Pourquoi une immédiate référence à Cassavetes vient-elle saisir le spectateur cinéphile. Parce que le réalisateur américain nous a souvent donné à voir l’intimité de ces couples banals et desquels la description nous a pourtant si souvent fascinés par le réalisme de leur fonctionnement, scruté au scalpel, de leurs tensions et dysfonctionnements profonds jusqu’à leurs réconciliations ? Incontestablement il y a du Cassavetes en Bouzaglo, mais il y a du Bouzaglo avant tout : celui de « Bab El Ward ». Car Bouzaglo, comme le fit un Cassavetes dans « A Woman Under the Influence », qui se déroule presque entièrement dans l’appartement d’un couple, suit ici la famille Vaknin, du soir du 6 octobre à celui du 7 octobre, ce clan venu du Maroc, fidèle à Dieu et si traditionnel déjà mis en scène dans la comédie dramatique « Bab El Ward ».

Ils se sont intégrés, les Vaknin. En témoignent ce téléviseur, jadis branché sur la chaine marocaine, ici sur la 13. L’arabe judéo-marocain délaissé au profit d’un mélange délicieux d’hébreu-français-arabe. Plus de références au Maroc regretté. Un ras le bol de ces alertes trop fréquentes : Qu’est-ce qui leur prend encore…Et toujours, ce sens de la fatalité : Encore ? Encore ?
C’est Simhat Torah.
Lorsque les sirènes commencent à retentir le lendemain matin, ils reçoivent quasi simultanément un appel d’Elia, appel auquel ils décident, au vu de la situation, de répondre malgré l’observance stricte du shabbat : depuis « Nova », Elia effaré tente d’expliquer une situation inédite, donne sa géolocalisation et supplie ses parents d’appeler la police : le supplice gagne le couple, qui prie avec frénésie pour leur fils mais aussi pour leur nièce, policière sur la frontière.
La 13 est allumée et ses images et témoignages, captant au fur et à mesure le désastre dans le Sud et en mesurant progressivement l’exacte ampleur, se mêlent à celles de Bouzaglo : les tirs se rapprochent ; le poste de police juste en face de la maison est envahi par des terroristes, et c’est à travers le regard d’Albert depuis la fenêtre que les scènes de carnage pénètrent le spectateur, mobilisé sur tous les fronts, des flashs télé aux massacres de Sderot en passant par l’angoisse inénarrable du couple qui vit la guerre en direct, la commente, se chamaille, en vient à aborder des sujets essentiels, le regard toujours rivé sur le portable qui se refuse à sonner.
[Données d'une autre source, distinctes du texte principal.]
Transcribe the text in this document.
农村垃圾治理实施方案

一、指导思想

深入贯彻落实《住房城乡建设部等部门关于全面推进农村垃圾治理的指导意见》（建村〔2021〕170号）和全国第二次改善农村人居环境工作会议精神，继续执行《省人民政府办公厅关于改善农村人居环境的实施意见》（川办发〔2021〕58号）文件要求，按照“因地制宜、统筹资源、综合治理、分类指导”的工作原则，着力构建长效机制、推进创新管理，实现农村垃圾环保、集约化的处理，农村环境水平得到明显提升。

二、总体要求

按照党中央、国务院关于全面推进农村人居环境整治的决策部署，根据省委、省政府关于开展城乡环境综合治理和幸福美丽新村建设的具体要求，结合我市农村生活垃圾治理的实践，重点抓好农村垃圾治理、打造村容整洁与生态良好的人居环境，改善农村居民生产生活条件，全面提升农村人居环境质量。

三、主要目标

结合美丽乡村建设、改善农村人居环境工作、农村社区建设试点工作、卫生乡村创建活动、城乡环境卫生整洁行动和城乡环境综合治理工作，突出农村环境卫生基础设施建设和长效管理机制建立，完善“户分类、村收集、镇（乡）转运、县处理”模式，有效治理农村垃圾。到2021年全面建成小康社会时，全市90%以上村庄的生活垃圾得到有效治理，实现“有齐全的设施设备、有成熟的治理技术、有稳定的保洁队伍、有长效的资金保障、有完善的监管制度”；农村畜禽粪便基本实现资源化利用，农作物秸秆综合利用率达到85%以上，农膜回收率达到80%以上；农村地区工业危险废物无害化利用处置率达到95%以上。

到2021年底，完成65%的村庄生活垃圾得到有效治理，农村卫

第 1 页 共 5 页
La 13 s’attarde sur les lieux du festival de musique, des images de terreur qui à tous désormais sont devenues familières. Comme les commentateurs dépêchés sur l’écran Télé, Albert et Annette sont dans une sidération extrême devant l’impensable : le pays s’effondre sans que l’armée réagisse ? Monte en eux une colère sourde face à la tragédie dont ils n’ont pas encore mesuré l’étendue.
Comment Bouzaglo décrit-il l’avancement de la journée. Ce fils impossible désormais à joindre. Ces quelques appels de proches s’enquérant des nouvelles. Dans le mamad qu’à présent ils ont investi, résignés, la dispute entre Albert et Annette aborde des points essentiels : elle l’assurera que non elle ne le quittera pas : Il y a les enfants. Oui ils seront enterrés côte à côte. Les flashs et témoignages sur l’écran. Les rituels esthétiques auxquels s’adonne la désarmante Annette. Autant de scènes si humaines qui s’encastrent, palimpsestes, dans la tragédie nationale : le toit-même de leur bâtiment est investi par des soldats des FID.
Seule la prière – pour Elia, ses amis et pour leur nièce- semble, se faisant frénétique, permettre au couple de survivre à l’angoisse et l’effroi. Summum du réalisme lorsqu’Annette décidera de quitter le mamad pour se peindre les ongles tandis que les sirènes hurlent : Sinwar ne va pas décider quand je peins mes ongles, déclare-t-elle.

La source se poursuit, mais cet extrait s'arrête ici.